How The Furious has been received, argued over, and remembered.
The arc
Detonated as a midnight sensation at TIFF 2025, then spent nine months as action fans' most-hyped 'trust me on this' title before the June 2026 release confirmed it — near-perfect Rotten Tomatoes score and instant 'best martial arts film since The Raid' anointment.
What's debated
Everyone agrees the fights are all-timers; the fan fight is whether the thin, awkwardly dubbed English dialogue matters — 'The Raid didn't need a script either' vs. 'imagine this movie with a real one.'
Its footprint
'The best martial arts movie since The Raid' has been repeated so often it's basically the film's unofficial subtitle — a comparison the film leans into by casting Raid alumni like Joe Taslim and Yayan Ruhian.
Where it stands
An instant canon-climber — the new 'have you seen it yet' handshake among Letterboxd's action and martial-arts crowd.
★ Did you know? Lead Xie Miao was the 9-year-old who played Jet Li's son in The New Legend of Shaolin and My Father Is a Hero — thirty years later he's the father fighting for his own child, and Jet Li himself posted about the full-circle moment.
Named by the director
Influences Kenji Tanigaki has publicly named — the director's own word, distinct from the inferred lines of influence.

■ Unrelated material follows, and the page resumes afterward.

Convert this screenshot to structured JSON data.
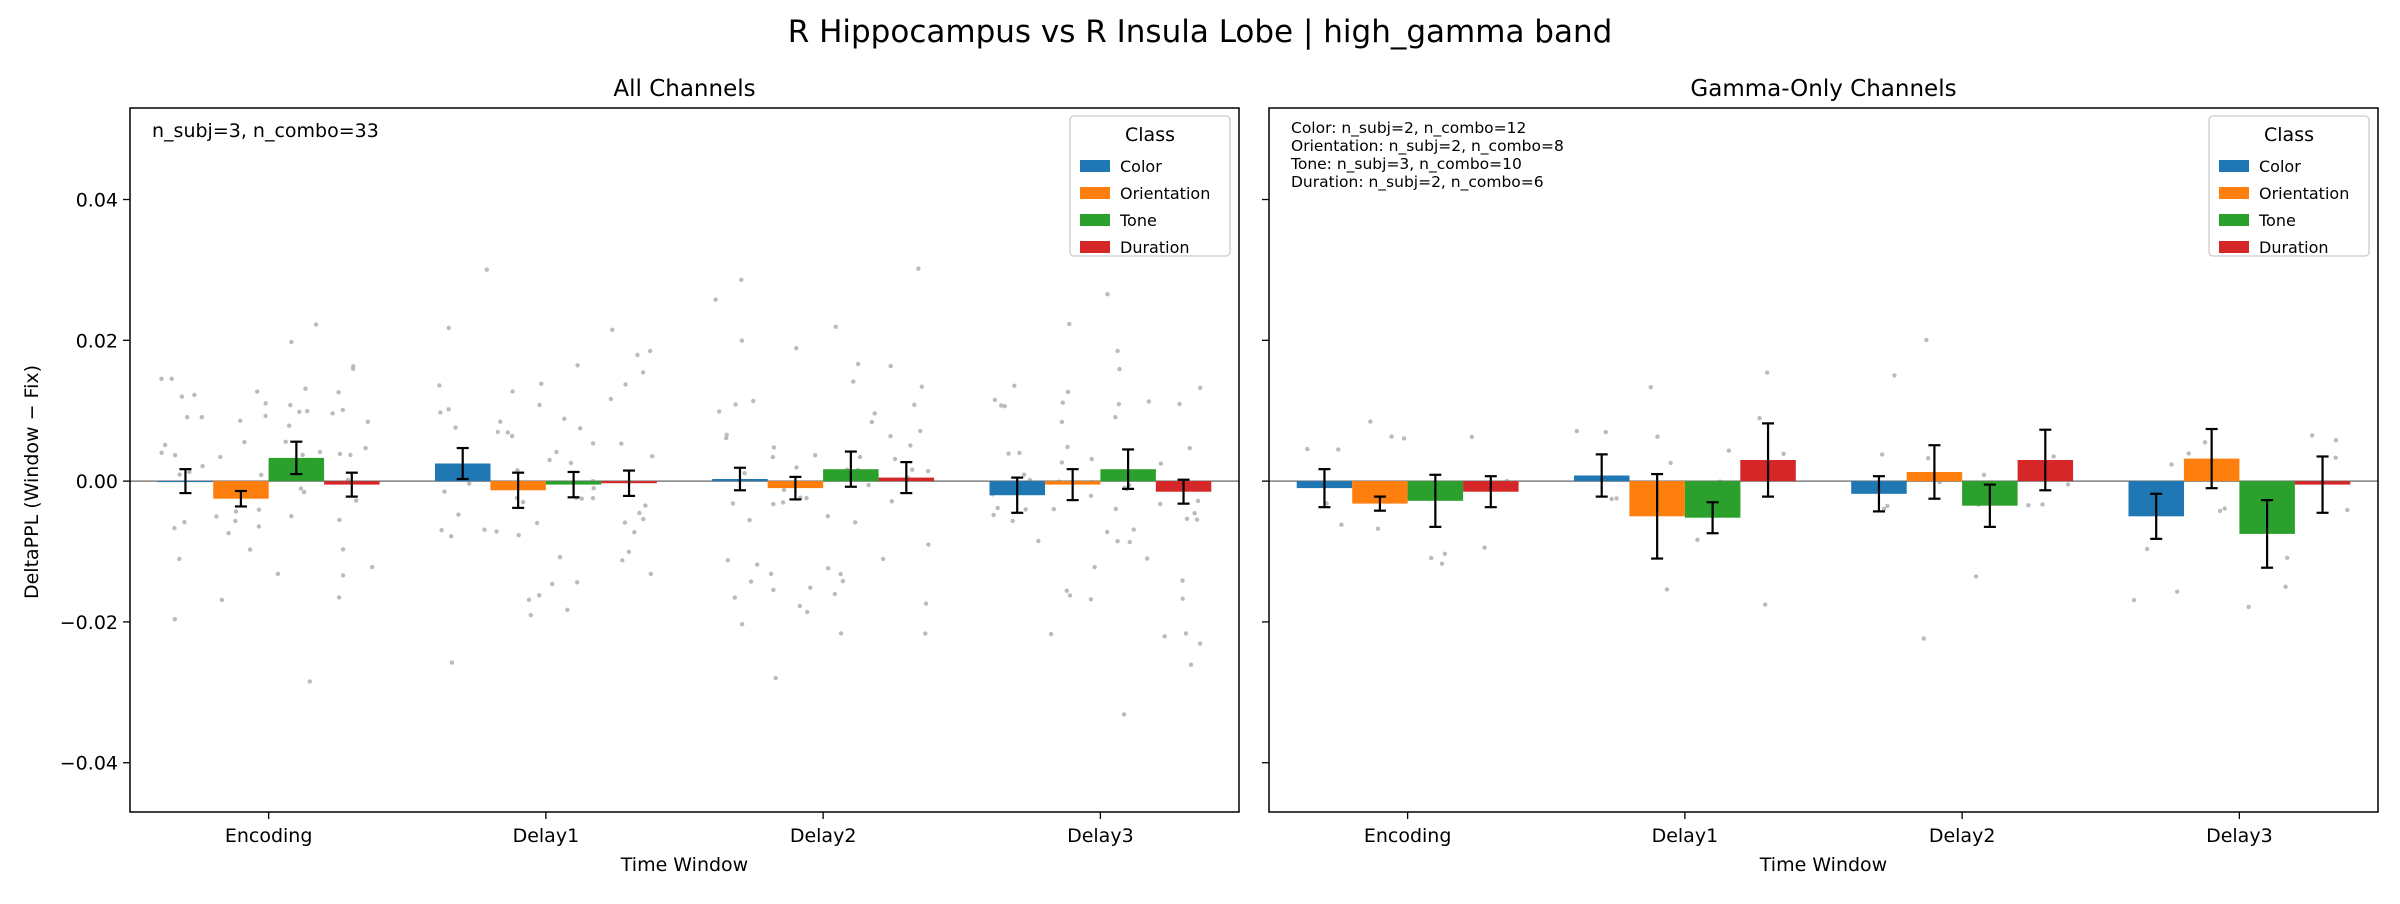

- Snake in the Eagle's Shadow (1978) — Tanigaki says seeing this Jackie Chan film as a kid was the one movie that changed his life and set him on the action path.

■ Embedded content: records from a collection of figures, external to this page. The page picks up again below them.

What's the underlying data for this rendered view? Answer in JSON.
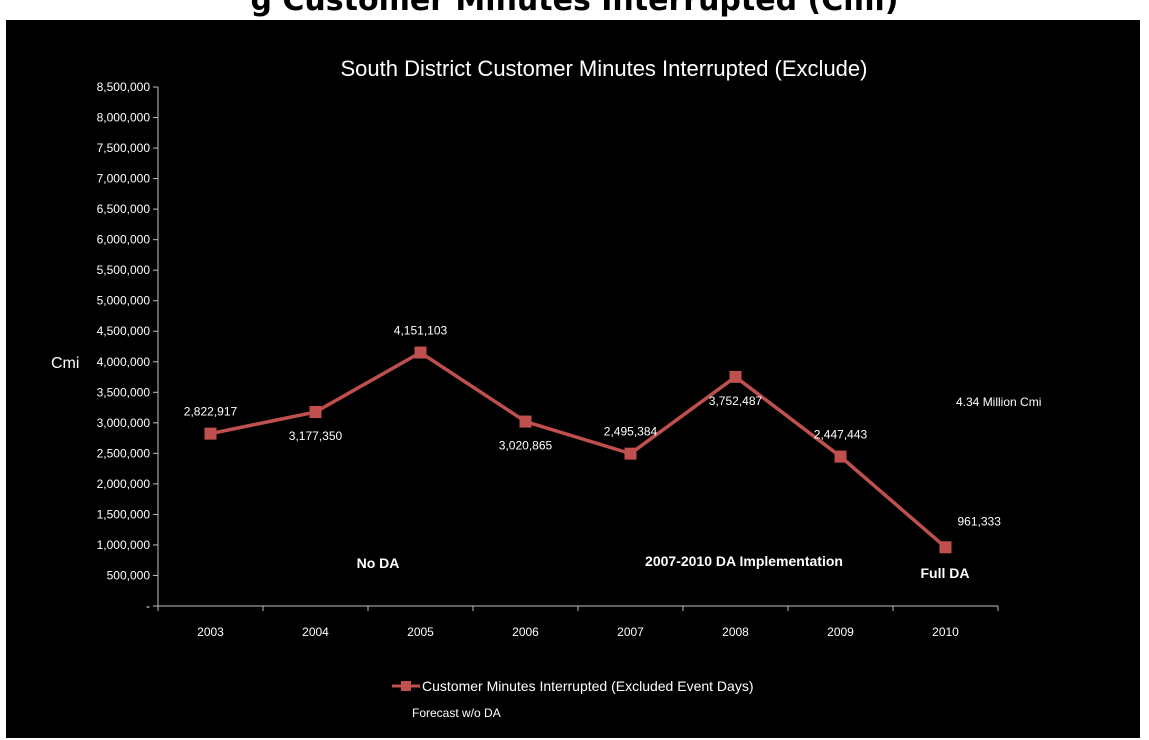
{
  "page": {
    "heading_partial": "g Customer Minutes Interrupted (Cmi)"
  },
  "colors": {
    "background": "#000000",
    "series": "#c0504d",
    "text": "#ffffff",
    "axis": "#bfbfbf"
  },
  "chart_data": {
    "type": "line",
    "title": "South District  Customer Minutes Interrupted   (Exclude)",
    "xlabel": "",
    "ylabel": "Cmi",
    "categories": [
      "2003",
      "2004",
      "2005",
      "2006",
      "2007",
      "2008",
      "2009",
      "2010"
    ],
    "series": [
      {
        "name": "Customer Minutes  Interrupted  (Excluded Event Days)",
        "color": "#c0504d",
        "marker": "square",
        "values": [
          2822917,
          3177350,
          4151103,
          3020865,
          2495384,
          3752487,
          2447443,
          961333
        ],
        "labels": [
          "2,822,917",
          "3,177,350",
          "4,151,103",
          "3,020,865",
          "2,495,384",
          "3,752,487",
          "2,447,443",
          "961,333"
        ],
        "label_positions": [
          "above",
          "below",
          "above",
          "below",
          "above",
          "below",
          "above",
          "above-right"
        ]
      }
    ],
    "ylim": [
      0,
      8500000
    ],
    "y_ticks": [
      "-",
      "500,000",
      "1,000,000",
      "1,500,000",
      "2,000,000",
      "2,500,000",
      "3,000,000",
      "3,500,000",
      "4,000,000",
      "4,500,000",
      "5,000,000",
      "5,500,000",
      "6,000,000",
      "6,500,000",
      "7,000,000",
      "7,500,000",
      "8,000,000",
      "8,500,000"
    ],
    "grid": false,
    "legend": {
      "placement": "bottom-center",
      "entries": [
        "Customer Minutes  Interrupted  (Excluded Event Days)",
        "Forecast w/o DA"
      ]
    },
    "annotations": {
      "no_da": "No DA",
      "implementation": "2007-2010 DA  Implementation",
      "full_da": "Full DA",
      "forecast_value": "4.34  Million Cmi"
    }
  }
}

- Seven Chances (1925) — He cites Keaton's simple running-and-jumping set pieces as the kind of pure physical action that still plays a century later — the timelessness he chased here.

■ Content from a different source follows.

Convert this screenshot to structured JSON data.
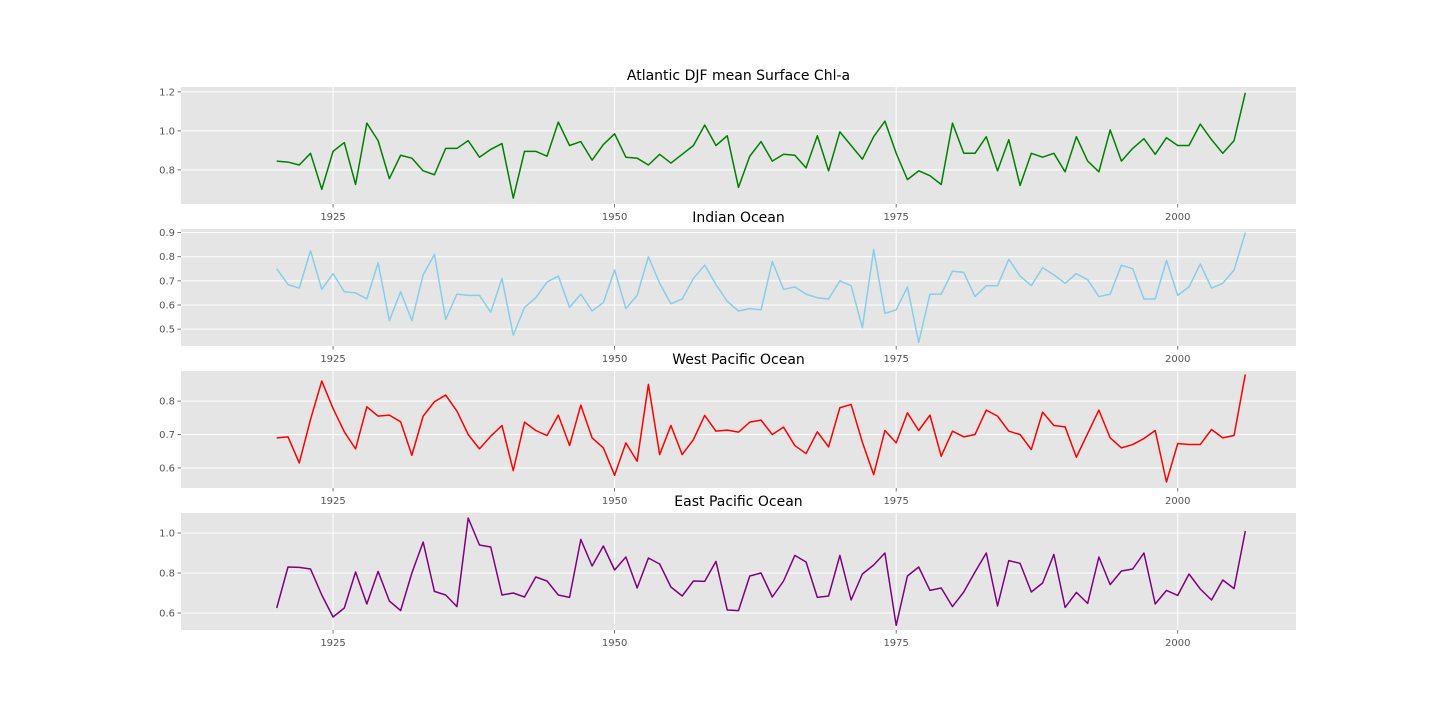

- Mad Max: Fury Road (2015) — He described his framing strategy as 'like George Miller on Fury Road — just put the action in the center of the frame.'
- Jackie Chan — Credited as the formative influence who made him fall in love with action cinema.
- Bruce Lee — Named among the classic action masters whose work shaped the film.
- Buster Keaton — Cited for wide, clean, edit-light staging of physical performance — the model for the film's grounded, no-CG approach.
- Gene Kelly — Named alongside Keaton and Harold Lloyd as a classic-film love — full-body movement captured in clean wide shots.